Human Development Report 1996
Economic Growth and Human Development
The 1996 Report opens with a fundamental statement: "Human development is the end - economic growth a means." The Report argues that economic growth, if not properly managed, can be jobless, voiceless, ruthless, rootless and futureless, and thus detrimental to human development. The quality of growth is therefore as important as its quantity; for poverty reduction, human development and sustainability.
The Report concludes that the links between economic growth and human development must be deliberately forged and regularly fortified by skillful and intelligent policy management. It identifies employment as critical for translating the benefits of economic growth into the lives of people. But for this to happen, new patterns of growth will need to be developed and sustained well into the 21st century-- and new mechanisms must be developed to integrate the weak and the vulnerable into the expanding global economy.

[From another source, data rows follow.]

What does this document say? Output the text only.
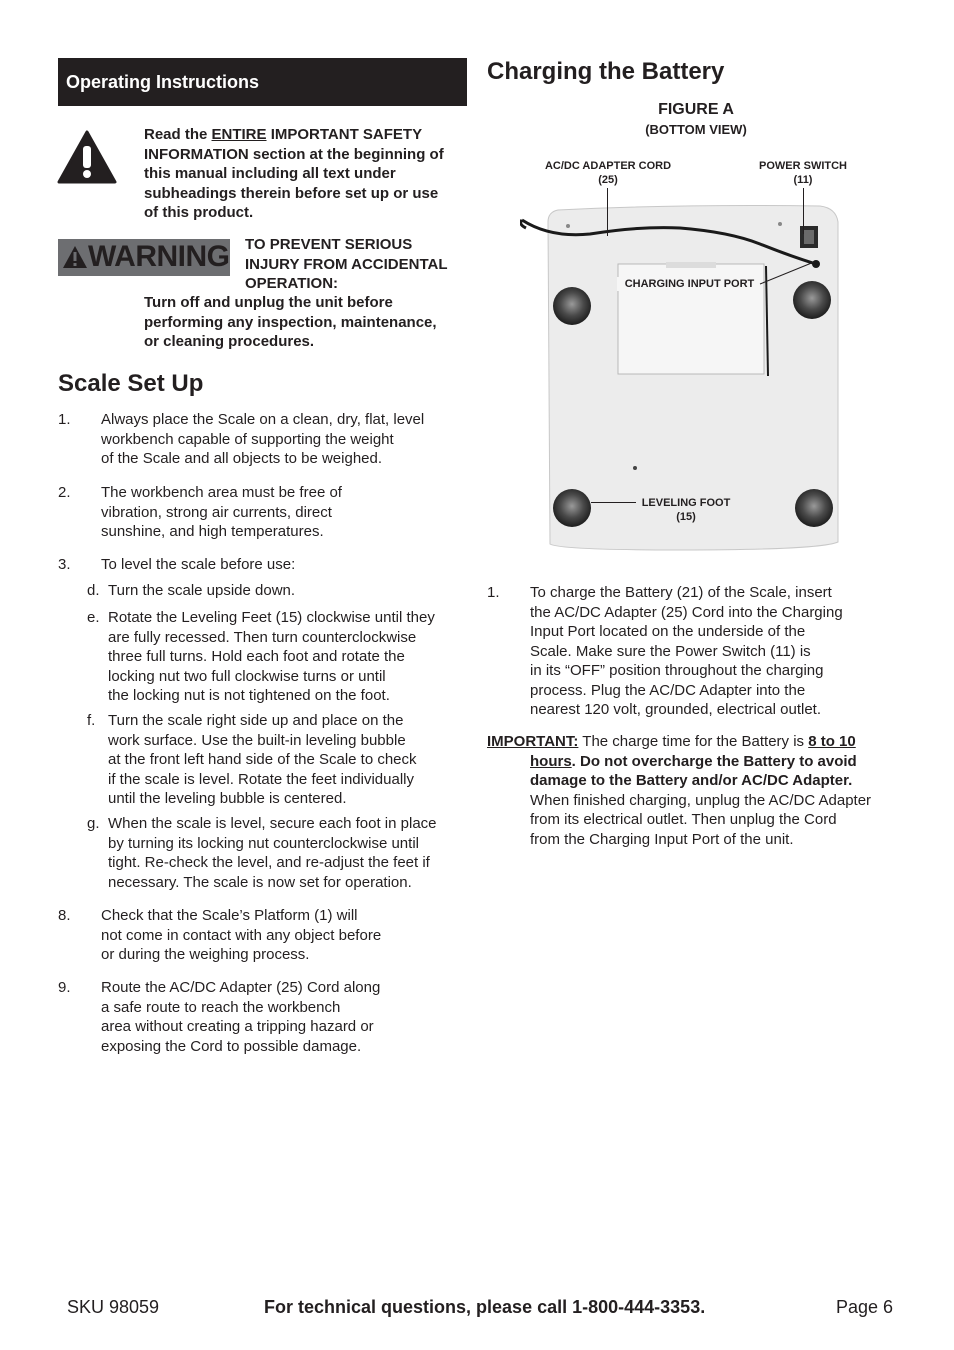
Operating Instructions
Read the ENTIRE IMPORTANT SAFETY
INFORMATION section at the beginning of
this manual including all text under
subheadings therein before set up or use
of this product.
WARNING TO PREVENT SERIOUS
INJURY FROM ACCIDENTAL
OPERATION:
Turn off and unplug the unit before
performing any inspection, maintenance,
or cleaning procedures.
Scale Set Up
1. Always place the Scale on a clean, dry, flat, level
workbench capable of supporting the weight
of the Scale and all objects to be weighed.
2. The workbench area must be free of
vibration, strong air currents, direct
sunshine, and high temperatures.
3. To level the scale before use:
d. Turn the scale upside down.
e. Rotate the Leveling Feet (15) clockwise until they
are fully recessed. Then turn counterclockwise
three full turns. Hold each foot and rotate the
locking nut two full clockwise turns or until
the locking nut is not tightened on the foot.
f. Turn the scale right side up and place on the
work surface. Use the built-in leveling bubble
at the front left hand side of the Scale to check
if the scale is level. Rotate the feet individually
until the leveling bubble is centered.
g. When the scale is level, secure each foot in place
by turning its locking nut counterclockwise until
tight. Re-check the level, and re-adjust the feet if
necessary. The scale is now set for operation.
8. Check that the Scale’s Platform (1) will
not come in contact with any object before
or during the weighing process.
9. Route the AC/DC Adapter (25) Cord along
a safe route to reach the workbench
area without creating a tripping hazard or
exposing the Cord to possible damage.
Charging the Battery
FIGURE A
(BOTTOM VIEW)
AC/DC ADAPTER CORD
(25)
POWER SWITCH
(11)
CHARGING INPUT PORT
LEVELING FOOT
(15)
1. To charge the Battery (21) of the Scale, insert
the AC/DC Adapter (25) Cord into the Charging
Input Port located on the underside of the
Scale. Make sure the Power Switch (11) is
in its “OFF” position throughout the charging
process. Plug the AC/DC Adapter into the
nearest 120 volt, grounded, electrical outlet.
IMPORTANT: The charge time for the Battery is 8 to 10
hours. Do not overcharge the Battery to avoid
damage to the Battery and/or AC/DC Adapter.
When finished charging, unplug the AC/DC Adapter
from its electrical outlet. Then unplug the Cord
from the Charging Input Port of the unit.
SKU 98059	For technical questions, please call 1-800-444-3353.	Page 6
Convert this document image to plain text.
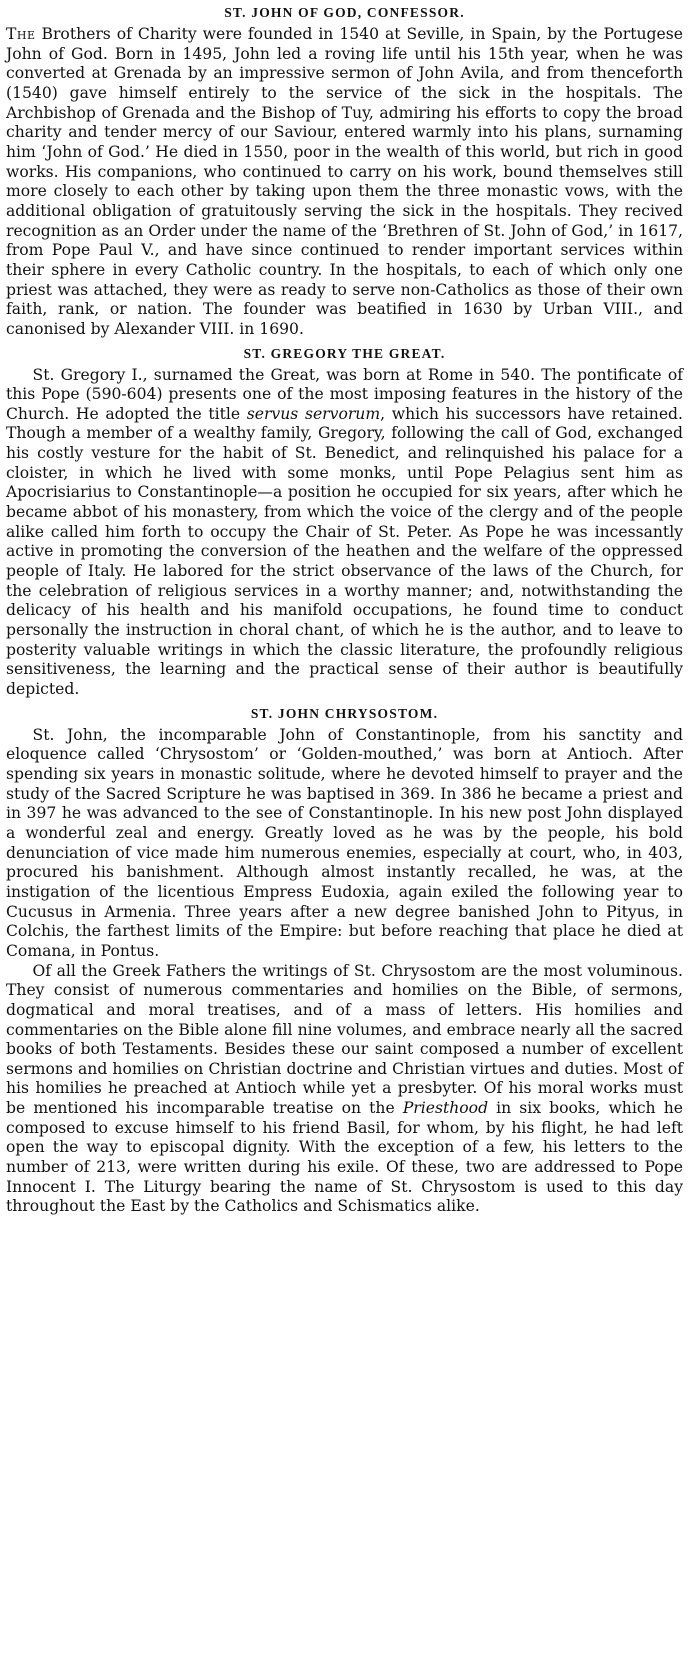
ST. JOHN OF GOD, CONFESSOR.

The Brothers of Charity were founded in 1540 at Seville, in Spain, by the Portugese John of God. Born in 1495, John led a roving life until his 15th year, when he was converted at Grenada by an impressive sermon of John Avila, and from thenceforth (1540) gave himself entirely to the service of the sick in the hospitals. The Archbishop of Grenada and the Bishop of Tuy, admiring his efforts to copy the broad charity and tender mercy of our Saviour, entered warmly into his plans, surnaming him ‘John of God.’ He died in 1550, poor in the wealth of this world, but rich in good works. His companions, who continued to carry on his work, bound themselves still more closely to each other by taking upon them the three monastic vows, with the additional obligation of gratuitously serving the sick in the hospitals. They recived recognition as an Order under the name of the ‘Brethren of St. John of God,’ in 1617, from Pope Paul V., and have since continued to render important services within their sphere in every Catholic country. In the hospitals, to each of which only one priest was attached, they were as ready to serve non-Catholics as those of their own faith, rank, or nation. The founder was beatified in 1630 by Urban VIII., and canonised by Alexander VIII. in 1690.

ST. GREGORY THE GREAT.

St. Gregory I., surnamed the Great, was born at Rome in 540. The pontificate of this Pope (590-604) presents one of the most imposing features in the history of the Church. He adopted the title servus servorum, which his successors have retained. Though a member of a wealthy family, Gregory, following the call of God, exchanged his costly vesture for the habit of St. Benedict, and relinquished his palace for a cloister, in which he lived with some monks, until Pope Pelagius sent him as Apocrisiarius to Constantinople—a position he occupied for six years, after which he became abbot of his monastery, from which the voice of the clergy and of the people alike called him forth to occupy the Chair of St. Peter. As Pope he was incessantly active in promoting the conversion of the heathen and the welfare of the oppressed people of Italy. He labored for the strict observance of the laws of the Church, for the celebration of religious services in a worthy manner; and, notwithstanding the delicacy of his health and his manifold occupations, he found time to conduct personally the instruction in choral chant, of which he is the author, and to leave to posterity valuable writings in which the classic literature, the profoundly religious sensitiveness, the learning and the practical sense of their author is beautifully depicted.

ST. JOHN CHRYSOSTOM.

St. John, the incomparable John of Constantinople, from his sanctity and eloquence called ‘Chrysostom’ or ‘Golden-mouthed,’ was born at Antioch. After spending six years in monastic solitude, where he devoted himself to prayer and the study of the Sacred Scripture he was baptised in 369. In 386 he became a priest and in 397 he was advanced to the see of Constantinople. In his new post John displayed a wonderful zeal and energy. Greatly loved as he was by the people, his bold denunciation of vice made him numerous enemies, especially at court, who, in 403, procured his banishment. Although almost instantly recalled, he was, at the instigation of the licentious Empress Eudoxia, again exiled the following year to Cucusus in Armenia. Three years after a new degree banished John to Pityus, in Colchis, the farthest limits of the Empire: but before reaching that place he died at Comana, in Pontus.

Of all the Greek Fathers the writings of St. Chrysostom are the most voluminous. They consist of numerous commentaries and homilies on the Bible, of sermons, dogmatical and moral treatises, and of a mass of letters. His homilies and commentaries on the Bible alone fill nine volumes, and embrace nearly all the sacred books of both Testaments. Besides these our saint composed a number of excellent sermons and homilies on Christian doctrine and Christian virtues and duties. Most of his homilies he preached at Antioch while yet a presbyter. Of his moral works must be mentioned his incomparable treatise on the Priesthood in six books, which he composed to excuse himself to his friend Basil, for whom, by his flight, he had left open the way to episcopal dignity. With the exception of a few, his letters to the number of 213, were written during his exile. Of these, two are addressed to Pope Innocent I. The Liturgy bearing the name of St. Chrysostom is used to this day throughout the East by the Catholics and Schismatics alike.
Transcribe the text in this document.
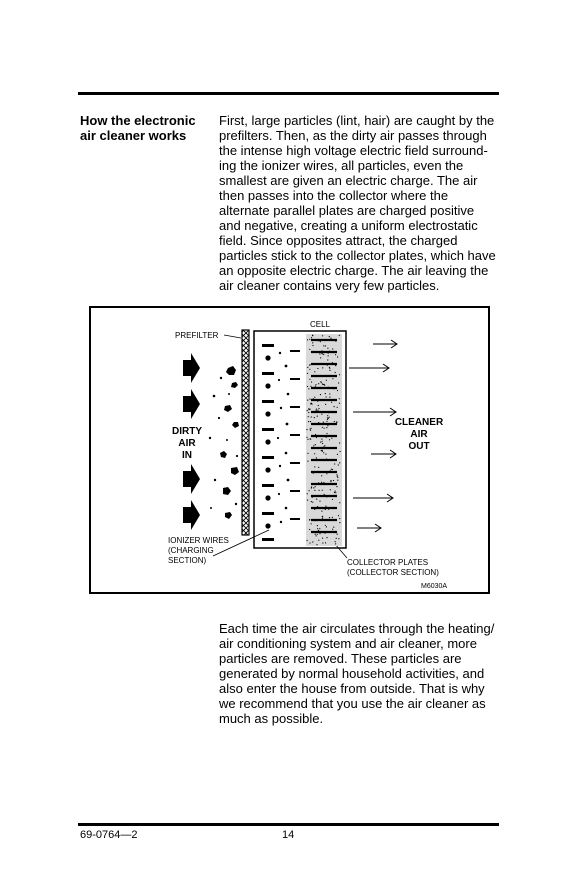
How the electronic
air cleaner works
First, large particles (lint, hair) are caught by the
prefilters. Then, as the dirty air passes through
the intense high voltage electric field surround-
ing the ionizer wires, all particles, even the
smallest are given an electric charge. The air
then passes into the collector where the
alternate parallel plates are charged positive
and negative, creating a uniform electrostatic
field. Since opposites attract, the charged
particles stick to the collector plates, which have
an opposite electric charge. The air leaving the
air cleaner contains very few particles.
PREFILTER
CELL
DIRTY
AIR
IN
CLEANER
AIR
OUT
IONIZER WIRES
(CHARGING
SECTION)	COLLECTOR PLATES
(COLLECTOR SECTION)
M6030A
Each time the air circulates through the heating/
air conditioning system and air cleaner, more
particles are removed. These particles are
generated by normal household activities, and
also enter the house from outside. That is why
we recommend that you use the air cleaner as
much as possible.
69-0764—2	14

To support economic growth as a means to enrich people's lives, the Report demonstrates why:
- Over the past 15 years the world has seen spectacular economic advance for some countries - and unprecedented decline for others;
- Widening disparities in economic performance are creating two worlds - ever more polarized;
- Everywhere, the structure and quality of growth demand more attention - to contribute to human development, poverty reduction and long-term sustainability;
- Progress in human development has mostly continued - but too unevenly;
- New approaches are needed to expand and improve employment opportunities, so that people can participate in growth - and benefit from it; and
- Economic growth is not sustainable without human development.